Question about file system

dbspl123 · Dec 28, 2024

Hi All,

Relatively new Proxmox user here, so I apologize if this comes off as an uninformed question.

Back when I spun up proxmox (single NVME ssd, micro PC), I selected ZFS (RAID 0 as I only have one drive) for the file system. At the time, I thought that was a good idea. After doing some more research over time, I'm reading a lot about the wear/tear on consumer grade SSD's, which is exactly what I have.

I am concerned about the risk of failure of my current SSD and wondering if I should consider moving back to ext4 (or something else) if it's even possible or worth doing. I do have another micro PC running PBS, FWIW.

Appreciate any thoughts and apologies again for the potentially silly question.

bfrd9k · Dec 29, 2024

I'd use EXT4. ZFS is great for other applications like in vm datastores, especially when using many disks, mirrored vdevs, raidz1, etc.

dbspl123 · Dec 29, 2024

That’s my thought too. Any idea on the best way to get from ZFS to ext4? Am I wiping my current PM instance and starting from scratch/restore.?

UdoB · Dec 29, 2024

dbspl123 said:
if I should consider moving back to ext4

You will lose a lot functionality, some of them may be relevant for you:

Integrity

ZFS assures **integrity**. It will deliver the *same* data when you read it as was written at some point of time in the past. To assure this a checksum is calculated (and written to disk) when you write the actual data. When you _read_ the data the same checksum is again re-calculated and only if both are the same it is okay to deliver it to the reading process.

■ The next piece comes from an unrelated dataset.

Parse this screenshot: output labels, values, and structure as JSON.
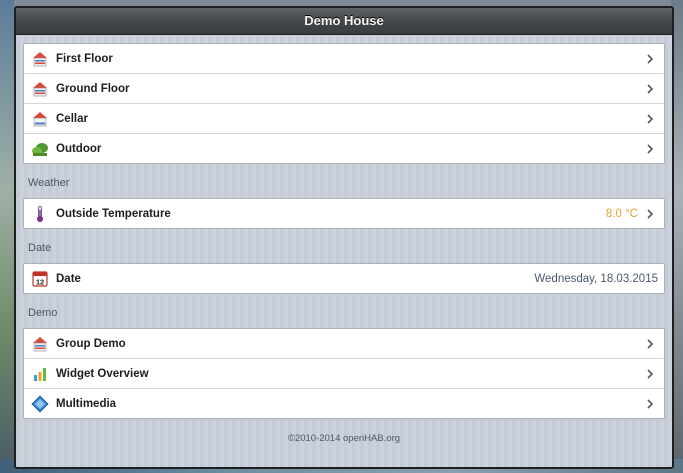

Most other “classic” filesystems do not do this kind of check and just do deliver the data coming from the disk instead.

For most on-disk-problems a “read-error” will occur, avoiding to hand over damaged data. These days this can happen every 10^15th block of data read - it is called an “URE” (“Unrecoverable Read Error”). A _much higher_ number of blocks needs to be read to deliver actually different/wrong/damaged data *without an error message*. On the other hand this is not the whole story: errors may get introduced not only on the platters or in an SSD-cell but also on the physical wire, the physical connectors, on the motherboard’s data bus, in RAM or inside the CPU. So yeah, to receive damaged data in your application is _not_ impossible! ZFS will detect this with a high probability.

Snapshots

The concept of “copy-on-write” (“CoW”) allows to implement technically **cheap snapshots** while most other filesystems do not have this capability. “LVM-thick” does not offer snapshot at all and LVM-thin has other drawbacks. Directory storages allow for .qcow-files, but they introduce a whole new layer of complexity compared to raw block devices (“ZVOL”) used for virtual disk.

Compression

ZFS allows for transparent and cheap **compression** - you just can store more data on the same disk. A long time ago the CPU had to compress data in software. Since several years all CPUs do that “in hardware” by specific internal instructions - this is usually so fast that you won’t notice any delay.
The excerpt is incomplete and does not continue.